Even considering this issue on its merits, the giving of the challenged instruction does not constitute reversible error. In light of the proper limiting instruction given when the testimony was elicited and reviewing the instructions as a whole, the instruction given at the end of the trial cannot be said to amount to reversible error.

Drug Paraphernalia

Next, defendant argues the district court erred in not giving an instruction under K.S.A. 65-4151, stating the factors the jury was to use in determining whether an object is drug paraphernalia. Defendant did not object to the omission of the instruction and such omission is not reversible error unless clearly erroneous. K.S.A. 1999 Supp. 22-3414(3). "Instructions are clearly erroneous only if the reviewing court is firmly convinced that there is a real possibility the jury would have rendered a different verdict if the trial error had not occurred." State v. Henry, 263 Kan. 118, 131, 947 P.2d 1020 (1997).

Defendant asserts the items confiscated by police officers were items a person might possess innocently at any time. Defendant claims that without the proper jury instruction, the jury may not know how to determine whether such objects were drug paraphernalia.

This record clearly demonstrates the items seized were drug paraphernalia. The knife contained cocaine residue and the baby food jar was modified to be used as a crack pipe. In addition, the two items were found in the same bag at the same time. There is no real likelihood the jury was confused regarding the nature of the items and no real possibility a different verdict would have been returned had the instruction been given.
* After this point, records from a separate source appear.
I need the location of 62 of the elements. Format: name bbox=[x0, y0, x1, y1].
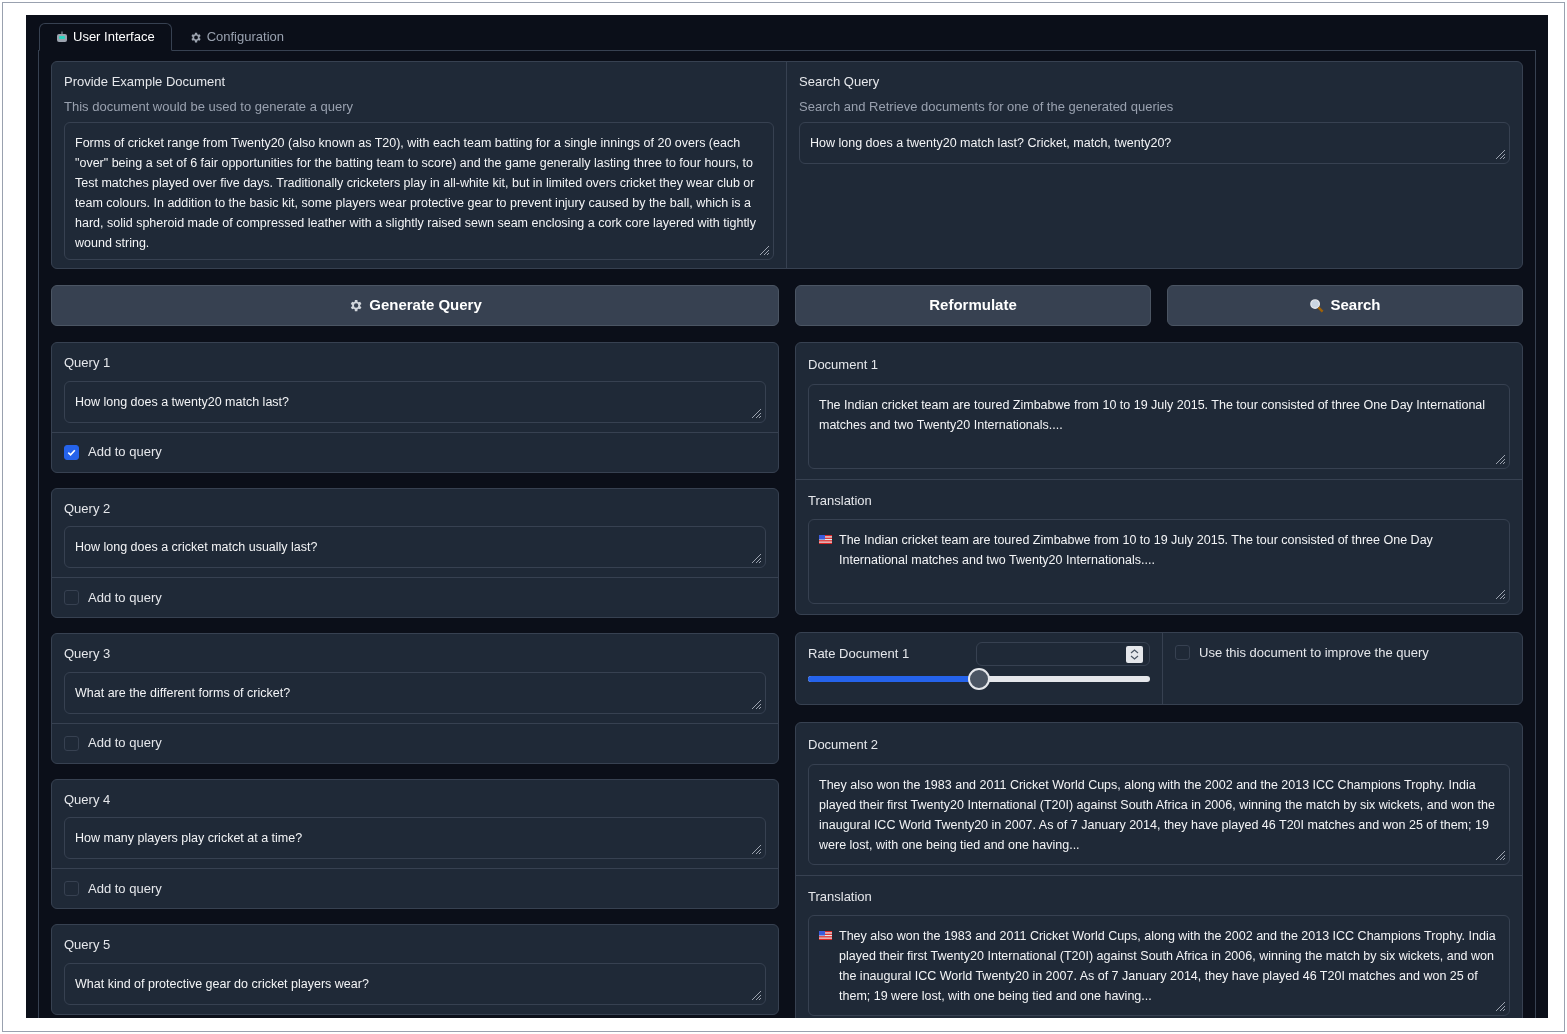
resize-grip-icon[interactable] bbox=[1494, 452, 1506, 465]
text-area[interactable]: The Indian cricket team are toured Zimbabwe from 10 to 19 July 2015. The tour consisted of three One Day International matches and two Twenty20 Internationals.... bbox=[808, 383, 1510, 469]
field-label: Query 2 bbox=[64, 499, 112, 518]
field-label: Translation bbox=[808, 491, 873, 510]
field-label: Provide Example Document bbox=[64, 73, 227, 91]
field-label: Document 2 bbox=[808, 736, 880, 754]
resize-grip-icon[interactable] bbox=[750, 988, 762, 1001]
resize-grip-icon[interactable] bbox=[1494, 588, 1506, 600]
text-area[interactable]: Forms of cricket range from Twenty20 (also known as T20), with each team batting for a single innings of 20 overs (each "over" being a set of 6 fair opportunities for the batting team to score) and the game generally lasting three to four hours, to Test matches played over five days. Traditionally cricketers play in all-white kit, but in limited overs cricket they wear club or team colours. In addition to the basic kit, some players wear protective gear to prevent injury caused by the ball, which is a hard, solid spheroid made of compressed leather with a slightly raised sewn seam enclosing a cork core layered with tightly wound string. bbox=[64, 122, 774, 260]
checkbox[interactable] bbox=[64, 881, 79, 896]
button[interactable]: Generate Query bbox=[51, 285, 779, 326]
tab[interactable]: User Interface bbox=[39, 23, 172, 51]
resize-grip-icon[interactable] bbox=[1494, 1000, 1506, 1012]
field-label: Query 5 bbox=[64, 936, 112, 954]
button[interactable]: Reformulate bbox=[795, 285, 1151, 326]
checkbox[interactable] bbox=[64, 735, 79, 751]
resize-grip-icon[interactable] bbox=[750, 552, 762, 564]
text-area[interactable] bbox=[808, 915, 1510, 1016]
resize-grip-icon[interactable] bbox=[750, 843, 762, 855]
field-label: Search Query bbox=[799, 73, 881, 91]
field-label: Query 3 bbox=[64, 645, 112, 663]
search-icon bbox=[1309, 298, 1325, 313]
field-description: This document would be used to generate a query bbox=[64, 97, 355, 116]
checkbox-label: Add to query bbox=[88, 443, 162, 462]
translation-text: The Indian cricket team are toured Zimbabwe from 10 to 19 July 2015. The tour consisted of three One Day International matches and two Twenty20 Internationals.... bbox=[839, 532, 1434, 569]
slider-thumb[interactable] bbox=[968, 668, 990, 690]
field-label: Document 1 bbox=[808, 356, 880, 374]
slider-label: Rate Document 1 bbox=[808, 645, 910, 664]
checkbox-label: Add to query bbox=[88, 734, 162, 753]
field-description: Search and Retrieve documents for one of the generated queries bbox=[799, 97, 1175, 116]
checkbox[interactable] bbox=[1175, 645, 1190, 660]
checkbox-label: Use this document to improve the query bbox=[1199, 645, 1429, 660]
robot-icon bbox=[56, 31, 68, 43]
translation-text: They also won the 1983 and 2011 Cricket World Cups, along with the 2002 and the 2013 ICC Champions Trophy. India played their first Twenty20 International (T20I) against South Africa in 2006, winning the match by six wickets, and won the inaugural ICC World Twenty20 in 2007. As of 7 January 2014, they have played 46 T20I matches and won 25 of them; 19 were lost, with one being tied and one having... bbox=[839, 928, 1497, 1005]
checkbox-label: Add to query bbox=[88, 588, 162, 607]
resize-grip-icon[interactable] bbox=[750, 406, 762, 419]
field-label: Translation bbox=[808, 887, 873, 906]
checkbox-label: Add to query bbox=[88, 879, 162, 898]
gear-icon bbox=[348, 298, 364, 313]
checkbox[interactable] bbox=[64, 444, 79, 460]
text-area[interactable]: How long does a twenty20 match last? bbox=[64, 380, 766, 423]
tab[interactable]: Configuration bbox=[171, 23, 301, 51]
resize-grip-icon[interactable] bbox=[1494, 148, 1506, 160]
resize-grip-icon[interactable] bbox=[750, 697, 762, 710]
text-area[interactable]: What are the different forms of cricket? bbox=[64, 671, 766, 714]
text-area[interactable]: They also won the 1983 and 2011 Cricket World Cups, along with the 2002 and the 2013 ICC Champions Trophy. India played their first Twenty20 International (T20I) against South Africa in 2006, winning the match by six wickets, and won the inaugural ICC World Twenty20 in 2007. As of 7 January 2014, they have played 46 T20I matches and won 25 of them; 19 were lost, with one being tied and one having... bbox=[808, 763, 1510, 865]
text-area[interactable]: How long does a twenty20 match last? Cricket, match, twenty20? bbox=[799, 122, 1510, 164]
resize-grip-icon[interactable] bbox=[1494, 848, 1506, 861]
field-label: Query 4 bbox=[64, 790, 112, 809]
checkbox[interactable] bbox=[64, 590, 79, 605]
text-area[interactable]: How long does a cricket match usually last? bbox=[64, 526, 766, 568]
spinner-arrows-icon[interactable] bbox=[1126, 645, 1143, 663]
slider-track[interactable] bbox=[808, 676, 1150, 682]
flag-icon bbox=[819, 931, 832, 940]
flag-icon bbox=[819, 535, 832, 544]
button[interactable]: Search bbox=[1167, 285, 1523, 326]
text-area[interactable]: How many players play cricket at a time? bbox=[64, 817, 766, 859]
resize-grip-icon[interactable] bbox=[758, 244, 770, 256]
text-area[interactable]: The Indian cricket team are toured Zimbabwe from 10 to 19 July 2015. The tour consisted of three One Day International matches and two Twenty20 Internationals.... bbox=[808, 519, 1510, 604]
number-input[interactable] bbox=[976, 642, 1150, 666]
text-area[interactable]: What kind of protective gear do cricket players wear? bbox=[64, 962, 766, 1005]
field-label: Query 1 bbox=[64, 354, 112, 372]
This issue has no legal merit.

The Enhanced Sentence

Finally, defendant claims the sentencing court erred in using his prior drug conviction to enhance his sentence for the present conviction. This issue involves interpretation of a statute and our scope of review is unlimited. State v. Patterson, 25 Kan. App. 2d 245, 247, 963 P.2d 436, rev. denied 265 Kan. 888 (1998).

Here, defendant was convicted of possession of cocaine in violation of K.S.A. 1999 Supp. 65-4160(a). This statute classifies the offense as a drug severity level 4 felony. K.S.A. 1999 Supp. 65-4160(b) states that if "any person who violates this section has one prior conviction under this section or a conviction for a substantially similar offense from another jurisdiction, then that person shall be guilty of a drug severity level 2 felony." (Emphasis added.)
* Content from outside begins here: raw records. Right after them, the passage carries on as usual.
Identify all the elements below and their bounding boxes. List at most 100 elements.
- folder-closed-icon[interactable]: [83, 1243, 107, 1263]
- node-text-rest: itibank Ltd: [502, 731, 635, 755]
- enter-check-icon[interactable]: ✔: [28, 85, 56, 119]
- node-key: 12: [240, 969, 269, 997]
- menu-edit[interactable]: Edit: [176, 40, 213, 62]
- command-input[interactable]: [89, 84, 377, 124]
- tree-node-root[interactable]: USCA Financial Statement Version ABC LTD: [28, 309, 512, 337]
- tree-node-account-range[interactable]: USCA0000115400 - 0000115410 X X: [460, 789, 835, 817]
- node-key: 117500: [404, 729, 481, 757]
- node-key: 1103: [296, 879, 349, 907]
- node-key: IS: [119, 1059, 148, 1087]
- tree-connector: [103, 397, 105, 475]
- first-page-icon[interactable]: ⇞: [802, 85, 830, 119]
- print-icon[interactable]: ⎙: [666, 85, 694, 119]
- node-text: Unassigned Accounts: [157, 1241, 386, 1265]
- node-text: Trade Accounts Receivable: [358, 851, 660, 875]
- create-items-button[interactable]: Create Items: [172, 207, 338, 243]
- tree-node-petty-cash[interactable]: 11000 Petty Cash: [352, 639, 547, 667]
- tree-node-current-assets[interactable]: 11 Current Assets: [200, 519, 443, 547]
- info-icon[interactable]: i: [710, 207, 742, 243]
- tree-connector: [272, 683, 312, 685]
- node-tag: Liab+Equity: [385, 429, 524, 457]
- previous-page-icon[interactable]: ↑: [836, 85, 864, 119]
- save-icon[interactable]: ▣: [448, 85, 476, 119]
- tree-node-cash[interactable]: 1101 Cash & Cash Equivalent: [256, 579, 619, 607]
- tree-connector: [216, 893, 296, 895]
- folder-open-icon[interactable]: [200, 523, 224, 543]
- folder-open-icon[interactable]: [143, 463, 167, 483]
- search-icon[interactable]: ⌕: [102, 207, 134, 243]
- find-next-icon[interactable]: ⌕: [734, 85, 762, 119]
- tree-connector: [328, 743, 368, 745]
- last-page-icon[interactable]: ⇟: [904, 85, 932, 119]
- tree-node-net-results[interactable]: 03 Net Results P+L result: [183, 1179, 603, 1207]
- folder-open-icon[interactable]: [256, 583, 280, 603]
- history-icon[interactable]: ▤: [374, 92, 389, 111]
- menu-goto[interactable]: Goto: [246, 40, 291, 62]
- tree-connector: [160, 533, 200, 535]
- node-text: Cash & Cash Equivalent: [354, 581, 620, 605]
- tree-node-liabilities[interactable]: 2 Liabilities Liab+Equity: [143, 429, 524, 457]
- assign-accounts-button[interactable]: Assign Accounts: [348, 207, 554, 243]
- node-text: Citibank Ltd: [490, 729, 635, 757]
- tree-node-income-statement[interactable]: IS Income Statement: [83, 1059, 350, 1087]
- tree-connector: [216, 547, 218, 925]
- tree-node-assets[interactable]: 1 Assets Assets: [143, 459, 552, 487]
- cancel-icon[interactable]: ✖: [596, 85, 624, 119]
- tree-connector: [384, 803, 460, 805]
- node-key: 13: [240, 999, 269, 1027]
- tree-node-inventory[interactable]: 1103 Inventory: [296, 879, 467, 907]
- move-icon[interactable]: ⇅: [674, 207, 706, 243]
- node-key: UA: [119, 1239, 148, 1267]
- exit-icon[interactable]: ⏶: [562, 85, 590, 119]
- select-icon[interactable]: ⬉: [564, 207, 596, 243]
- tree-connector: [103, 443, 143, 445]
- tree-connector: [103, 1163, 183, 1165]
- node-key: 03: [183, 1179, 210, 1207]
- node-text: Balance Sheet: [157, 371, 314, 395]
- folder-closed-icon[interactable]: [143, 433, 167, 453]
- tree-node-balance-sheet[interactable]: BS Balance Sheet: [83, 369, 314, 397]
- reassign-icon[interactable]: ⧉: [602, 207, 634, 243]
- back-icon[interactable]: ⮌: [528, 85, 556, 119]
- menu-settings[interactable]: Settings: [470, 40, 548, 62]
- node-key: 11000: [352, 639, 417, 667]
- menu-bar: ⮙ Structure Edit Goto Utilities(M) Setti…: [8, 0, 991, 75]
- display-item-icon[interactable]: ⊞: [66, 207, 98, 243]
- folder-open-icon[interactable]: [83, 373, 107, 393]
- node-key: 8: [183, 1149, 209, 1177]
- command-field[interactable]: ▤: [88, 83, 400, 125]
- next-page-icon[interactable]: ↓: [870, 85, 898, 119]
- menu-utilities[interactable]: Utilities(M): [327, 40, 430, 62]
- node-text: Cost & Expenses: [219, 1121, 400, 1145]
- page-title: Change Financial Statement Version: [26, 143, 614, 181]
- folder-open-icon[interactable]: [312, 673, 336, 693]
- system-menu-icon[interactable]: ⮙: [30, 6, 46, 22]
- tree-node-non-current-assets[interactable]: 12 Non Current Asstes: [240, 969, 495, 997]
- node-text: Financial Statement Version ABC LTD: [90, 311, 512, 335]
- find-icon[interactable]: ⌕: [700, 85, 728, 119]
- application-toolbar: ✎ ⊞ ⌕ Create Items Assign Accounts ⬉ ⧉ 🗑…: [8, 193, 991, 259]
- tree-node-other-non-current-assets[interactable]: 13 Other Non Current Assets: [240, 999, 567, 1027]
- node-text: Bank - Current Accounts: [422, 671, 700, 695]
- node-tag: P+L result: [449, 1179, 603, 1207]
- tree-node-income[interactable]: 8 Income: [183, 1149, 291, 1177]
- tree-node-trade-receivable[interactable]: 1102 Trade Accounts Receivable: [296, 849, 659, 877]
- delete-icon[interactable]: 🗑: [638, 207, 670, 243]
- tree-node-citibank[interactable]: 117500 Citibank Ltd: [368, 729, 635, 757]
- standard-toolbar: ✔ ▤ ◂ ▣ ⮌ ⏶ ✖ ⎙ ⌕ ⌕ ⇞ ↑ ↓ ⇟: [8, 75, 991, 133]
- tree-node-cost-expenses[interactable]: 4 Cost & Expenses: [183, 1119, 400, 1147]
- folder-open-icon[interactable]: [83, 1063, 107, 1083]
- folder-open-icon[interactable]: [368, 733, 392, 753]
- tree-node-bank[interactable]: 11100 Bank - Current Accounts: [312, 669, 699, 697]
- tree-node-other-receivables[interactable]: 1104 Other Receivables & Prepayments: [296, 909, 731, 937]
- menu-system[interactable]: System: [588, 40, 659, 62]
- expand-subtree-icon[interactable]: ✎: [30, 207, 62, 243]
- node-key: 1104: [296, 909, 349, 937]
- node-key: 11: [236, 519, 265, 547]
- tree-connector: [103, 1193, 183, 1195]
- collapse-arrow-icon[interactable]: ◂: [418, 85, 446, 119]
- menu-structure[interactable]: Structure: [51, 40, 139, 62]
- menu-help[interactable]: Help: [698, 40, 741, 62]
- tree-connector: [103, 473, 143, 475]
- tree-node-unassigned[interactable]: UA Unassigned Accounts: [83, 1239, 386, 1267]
In this case, the sentencing journal entry listed defendant as having a previous conviction for possession of cocaine and classified his present offense as a drug severity level 2 felony. The only evidence of defendant's previous conviction is an entry on defendant's Kansas Criminal History Worksheet showing a conviction in 1996 for possession of cocaine contrary to K.S.A. 65-4161a. This entry presumably was referring to K.S.A. 1995 Supp. 65-4161(a), which addressed unlawful acts relating to the sale or distribution of drugs.

According to defendant, his prior conviction under a separate statute does not constitute a prior conviction under K.S.A. 1999 Supp. 65-4160 for the purpose of enhancement. Criminal statutes are to be construed in the accused's favor and any reasonable doubt about the meaning of a statute is to be decided in the accused's favor. State v. Vega-Fuentes, 264 Kan. 10, 14, 955 P.2d 1235 (1998). "The rule of strict construction, however, is subordinate to the rule that judicial interpretation must be reasonable and sensible to effect legislative design and intent." 264 Kan. at 14.

The State argues possession of cocaine with intent to sell and possession of cocaine are similar offenses and the legislature meant to enhance the penalties for individuals convicted of both.

We find there are no Kansas cases addressing enhancement under K.S.A. 1999 Supp. 65-4160(b). We are convinced a strict reading of K.S.A. 1999 Supp. 65-4160(b) indicates a prior conviction for enhancement purposes would have to be for a violation of K.S.A. 1999 Supp. 65-4160(a). Otherwise, the legislature could have used language such as "under this chapter" or "under this article." As such, we conclude the sentencing court erred when enhancing defendant's sentence under K.S.A. 1999 Supp. 65-4160(b).

Defendant's convictions are affirmed, his sentence is vacated, and the cause is remanded for resentencing consistent with this opinion.